There are all kinds of clichés thrown around technology conferences at the moment. Here are two about data that are currently doing the rounds: "Data is the new oil" and "garbage data in, garbage insights out", a reference to the impact of feeding "dirty" data into the machine learning and artificial intelligence tools.
When Is Data Dirty
Dirty data, also known, as rogue data is inaccurate, incomplete or inconsistent data, especially in a computer system or database. In a paper from MIT in 2017, J. Schneider and J. Kitsuse defined dirty data as follows, “Hidden and dirty data is information which is kept secret and whose revelation would be discrediting or costly in terms of various types of sanctioning. The data can be dirty in different ways. But in all cases, it runs contrary to widely shared standards and images of what a person or group should be.”
Dirty data can contain such mistakes as spelling or punctuation errors, incorrect data associated with a field, incomplete or outdated data, or even data that has been duplicated in the database. They can be cleaned through a process known as data cleansing. This has been an ongoing problem for enterprises particularly with new regulations like GDPR and the upcoming California Consumer Privacy Act (CCPA), which threaten stringent penalties if private, personal data used by organizations was made public.
According to Gartner, augmented data management will become a feature of the many organization’s technology landscape and will enable them improve organizations' ability to analyze data that is coming in more dynamically and with greater levels of automation in closer to real time. In doing so, it will also be able to help clean that data. However, it is still a problem.
The Data Challenge
“It's a serious challenge. In organizations, it’s usually 40-50% of the effort that goes into these kinds of manual tasks around machine learning,” said Vaclav Vincalek CEO of Vancouver-based PCIS. “Realistically, it’s not going to get better, as organizations will keep getting more and more data.”
To counter that, part of your machine learning project has to be data quality assurance. IT leaders need to know that if you get a new data set, that the data set complies with your requirements. The problem is not just about how to get clean data, but how to correlate data from different sources.

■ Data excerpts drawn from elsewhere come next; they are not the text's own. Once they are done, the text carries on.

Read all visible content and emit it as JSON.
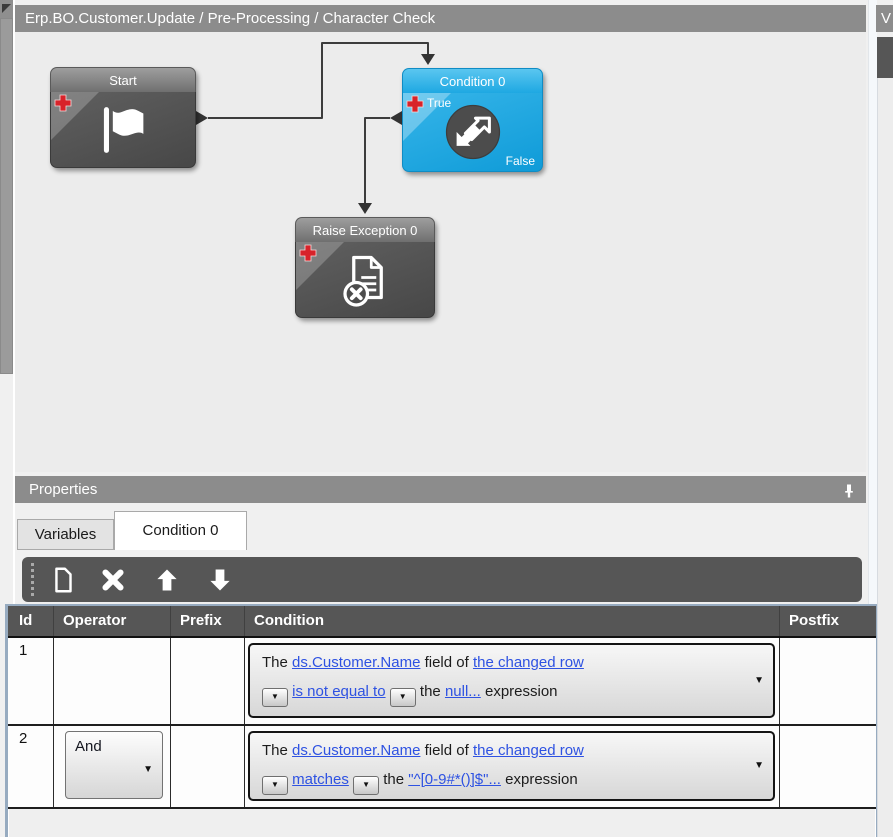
{
  "window": {
    "canvas_title": "Erp.BO.Customer.Update / Pre-Processing / Character Check",
    "right_panel_title": "V"
  },
  "workflow": {
    "start": {
      "title": "Start"
    },
    "condition": {
      "title": "Condition 0",
      "true_label": "True",
      "false_label": "False"
    },
    "raise_exception": {
      "title": "Raise Exception 0"
    }
  },
  "properties": {
    "title": "Properties",
    "tabs": [
      "Variables",
      "Condition 0"
    ]
  },
  "grid": {
    "headers": [
      "Id",
      "Operator",
      "Prefix",
      "Condition",
      "Postfix"
    ],
    "rows": [
      {
        "id": "1",
        "operator": "",
        "prefix": "",
        "postfix": "",
        "condition": {
          "t_the": "The",
          "field_link": "ds.Customer.Name",
          "t_field_of": "field of",
          "row_link": "the changed row",
          "operator_link": "is not equal to",
          "t_the2": "the",
          "value_link": "null...",
          "t_expression": "expression"
        }
      },
      {
        "id": "2",
        "operator": "And",
        "prefix": "",
        "postfix": "",
        "condition": {
          "t_the": "The",
          "field_link": "ds.Customer.Name",
          "t_field_of": "field of",
          "row_link": "the changed row",
          "operator_link": "matches",
          "t_the2": "the",
          "value_link": "\"^[0-9#*()]$\"...",
          "t_expression": "expression"
        }
      }
    ]
  },
  "icons": {
    "caret_down": "▼"
  },
  "colors": {
    "accent_blue": "#1EA8E2",
    "node_gray": "#4F4F4F",
    "header_gray": "#8C8C8C",
    "toolbar_dark": "#565656",
    "plus_red": "#D8232A",
    "link_blue": "#2E52E2",
    "grid_border_steel": "#97ABC0"
  }
}
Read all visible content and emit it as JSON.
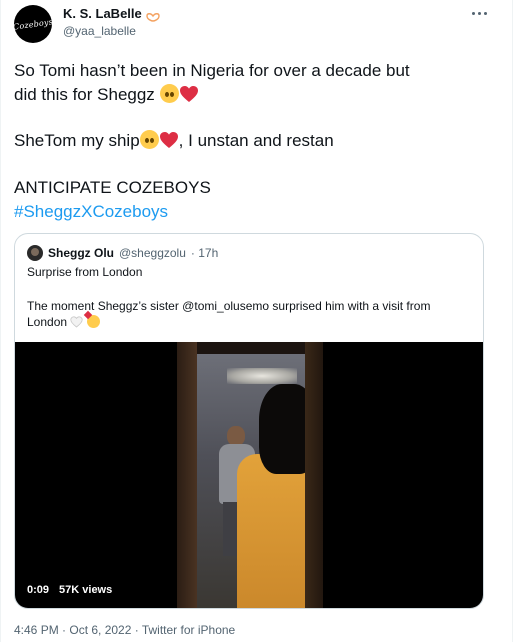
{
  "author": {
    "display_name": "K. S. LaBelle",
    "handle": "@yaa_labelle",
    "avatar_text": "Cozeboys"
  },
  "tweet": {
    "line1": "So Tomi hasn’t been in Nigeria for over a decade but",
    "line2": "did this for Sheggz",
    "line3_start": "SheTom my ship",
    "line3_end": ", I unstan and restan",
    "line4": "ANTICIPATE COZEBOYS",
    "hashtag": "#SheggzXCozeboys"
  },
  "quoted": {
    "display_name": "Sheggz Olu",
    "handle": "@sheggzolu",
    "time": "· 17h",
    "text1": "Surprise from London",
    "text2": "The moment Sheggz’s sister @tomi_olusemo surprised him with a visit from",
    "text3": "London",
    "video": {
      "duration": "0:09",
      "views": "57K views"
    }
  },
  "footer": {
    "timestamp": "4:46 PM · Oct 6, 2022 · Twitter for iPhone"
  },
  "icons": {
    "more": "more-horizontal-icon",
    "author_badge": "heart-hands-icon",
    "face": "pleading-face-emoji",
    "heart": "red-heart-emoji"
  },
  "colors": {
    "link": "#1d9bf0",
    "secondary_text": "#536471",
    "border": "#cfd9de",
    "heart": "#dd2e44"
  }
}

He cites the example of address data. You’d think this was a simple thing to manage. But there are companies that do nothing but clean up physical street addresses in databases — because people use different terms for the street. (e.g. Street, St., ST). This problem is not new to machine learning — it’s been there ever since people started collecting data. People doing a census for the government have the same issue. The only difference is that we think we might need even more data.

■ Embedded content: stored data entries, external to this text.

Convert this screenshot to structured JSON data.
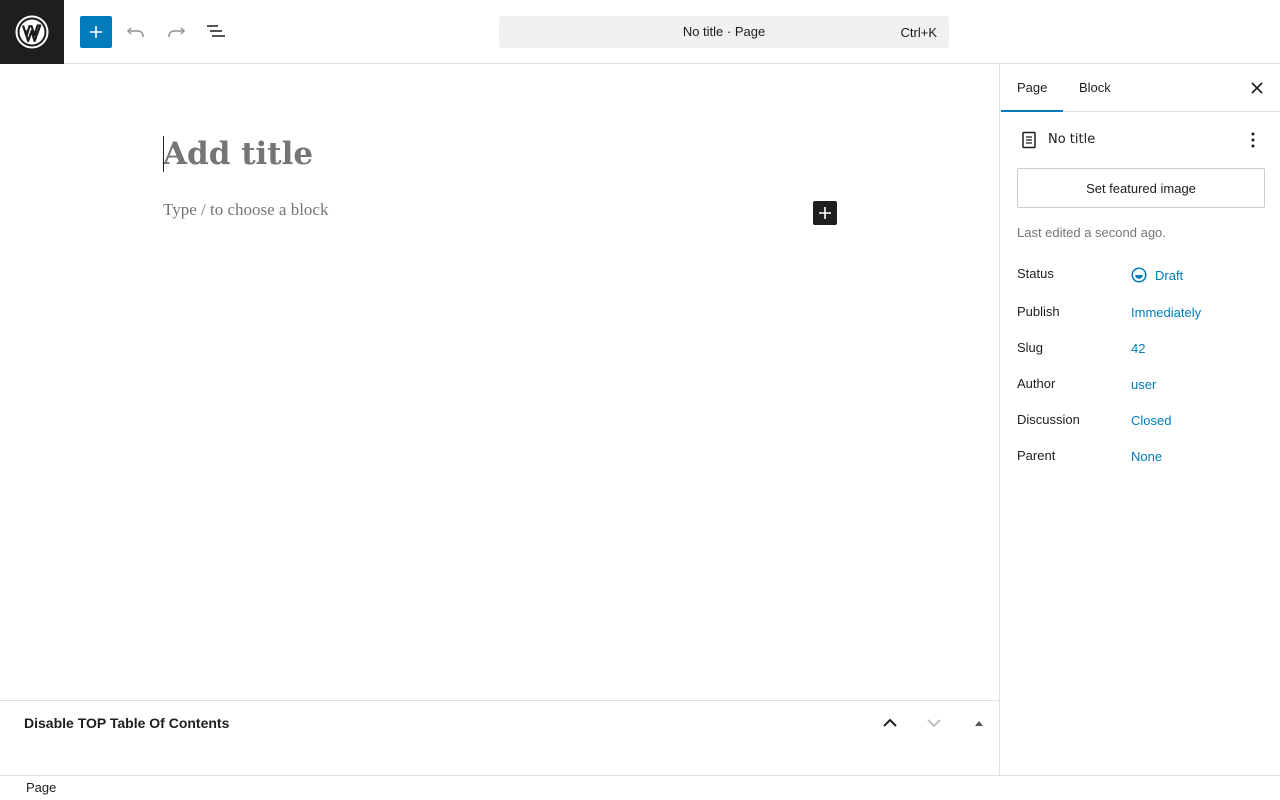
{
  "header": {
    "logo_icon": "wordpress-logo-icon",
    "inserter_icon": "plus-icon",
    "undo_icon": "undo-icon",
    "redo_icon": "redo-icon",
    "list_view_icon": "list-view-icon",
    "command_bar": {
      "title": "No title · Page",
      "shortcut": "Ctrl+K"
    },
    "colors": {
      "accent": "#007cba",
      "logo_bg": "#1e1e1e"
    }
  },
  "editor": {
    "title_placeholder": "Add title",
    "block_placeholder": "Type / to choose a block"
  },
  "metabox": {
    "title": "Disable TOP Table Of Contents"
  },
  "sidebar": {
    "tabs": [
      {
        "label": "Page",
        "active": true
      },
      {
        "label": "Block",
        "active": false
      }
    ],
    "document": {
      "title": "No title",
      "featured_image_label": "Set featured image",
      "last_edited": "Last edited a second ago."
    },
    "properties": [
      {
        "label": "Status",
        "value": "Draft"
      },
      {
        "label": "Publish",
        "value": "Immediately"
      },
      {
        "label": "Slug",
        "value": "42"
      },
      {
        "label": "Author",
        "value": "user"
      },
      {
        "label": "Discussion",
        "value": "Closed"
      },
      {
        "label": "Parent",
        "value": "None"
      }
    ]
  },
  "footer": {
    "breadcrumb": "Page"
  }
}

When Is Data Clean Enough?
There seems little dispute about the fact that cleaner data is better data. The trouble is that no one seems to agree on when data is clean enough. These days, it’s not unusual for companies to spend six months or even a year on data cleansing projects. They often undertake these tasks without any idea of how much return they’re going to get from all of that effort. “The inside joke is that data scientists spend 80% of their time cleaning data and the other 20% complaining about it,” said Arijit Sengupta, founder and CEO of Aible. He pointed out that when companies put a priority on completely clean data, they lock themselves into a data cleansing process that ultimately has no satisfactory end. After a year of data cleansing, the data has been scrubbed so thoroughly that all of the rough edges have been removed.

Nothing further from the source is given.